Sichon–Ai Khai route

Khanom Jeen Baan Khai near Wat Chedi, or the clay-pot shop in Tha Sala — eat along the way to pray at Ai Khai.

Plan a full day of eating and exploring in Nakhon

See the Nakhon Si Thammarat guide →

FAQ

What time does khanom jeen open in Nakhon, and when's best to go?

Khanom jeen is a Southern breakfast, so most shops open from morning to early afternoon. Pa Khiao in Khiriwong opens 08:30–16:00, and at the popular shops people queue from before 9am. Aim for 9–11am, since some pots run out fast — especially fish-organ curry and crab curry.

How is Nakhon's khanom jeen different from elsewhere?

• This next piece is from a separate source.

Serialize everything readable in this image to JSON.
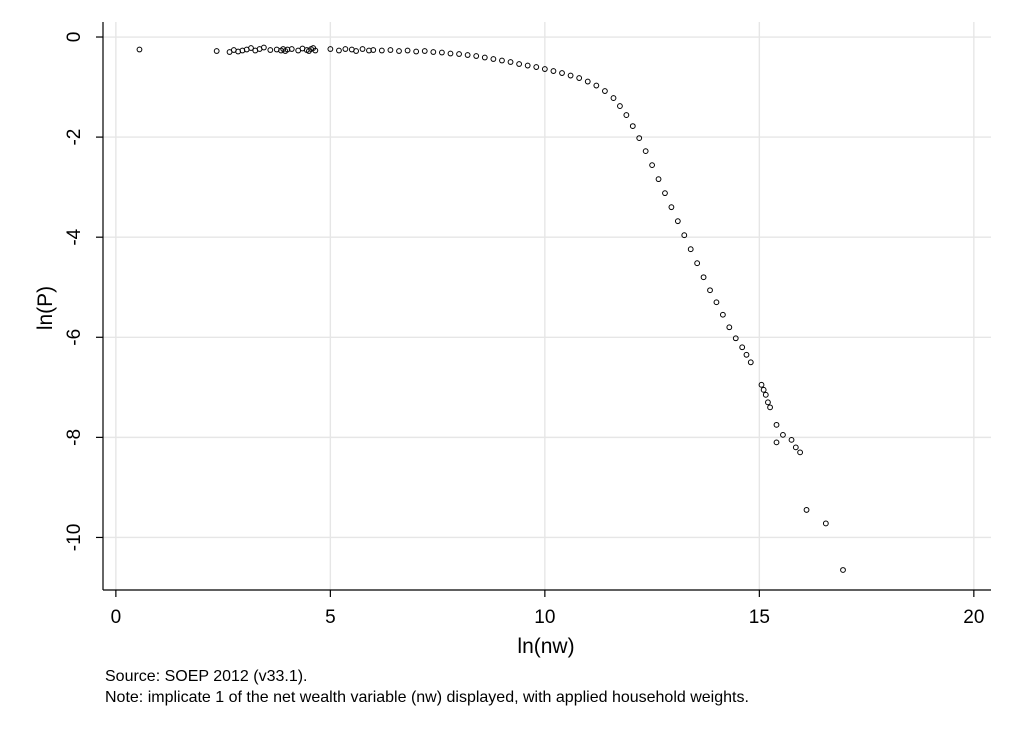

The big draw is getting to try several curries in one meal — fish-organ curry, coconut curry, peanut-chili sauce, green curry — all self-serve with unlimited refills, plus a big pile of phak noh (fresh and pickled raw veggies) to help yourself. The curries are bold and intense in true Southern Thai style.

Which shop has the best crab curry or fish-organ curry?

Fish-organ curry is excellent at Pa Khiao in Khiriwong and on Phanyom Road. Soft-shell crab curry is the standout at Khru Phon, and Mae Yai goes all in on swimming crab curry. Pick based on whether you're staying downtown or heading out of town.

How much does khanom jeen cost in Nakhon?

Most plates run about ฿40–70, with unlimited curry refills. Some shops sell sets — at Pa Khiao, half a kilo of noodles with four curries and veggies is around ฿90, and it usually works out to under ฿100 per person.

Do khanom jeen shops take bank transfers, or should I bring cash?

Many shops, especially local ones, still mostly take cash. Bring enough so you're not caught out at the counter.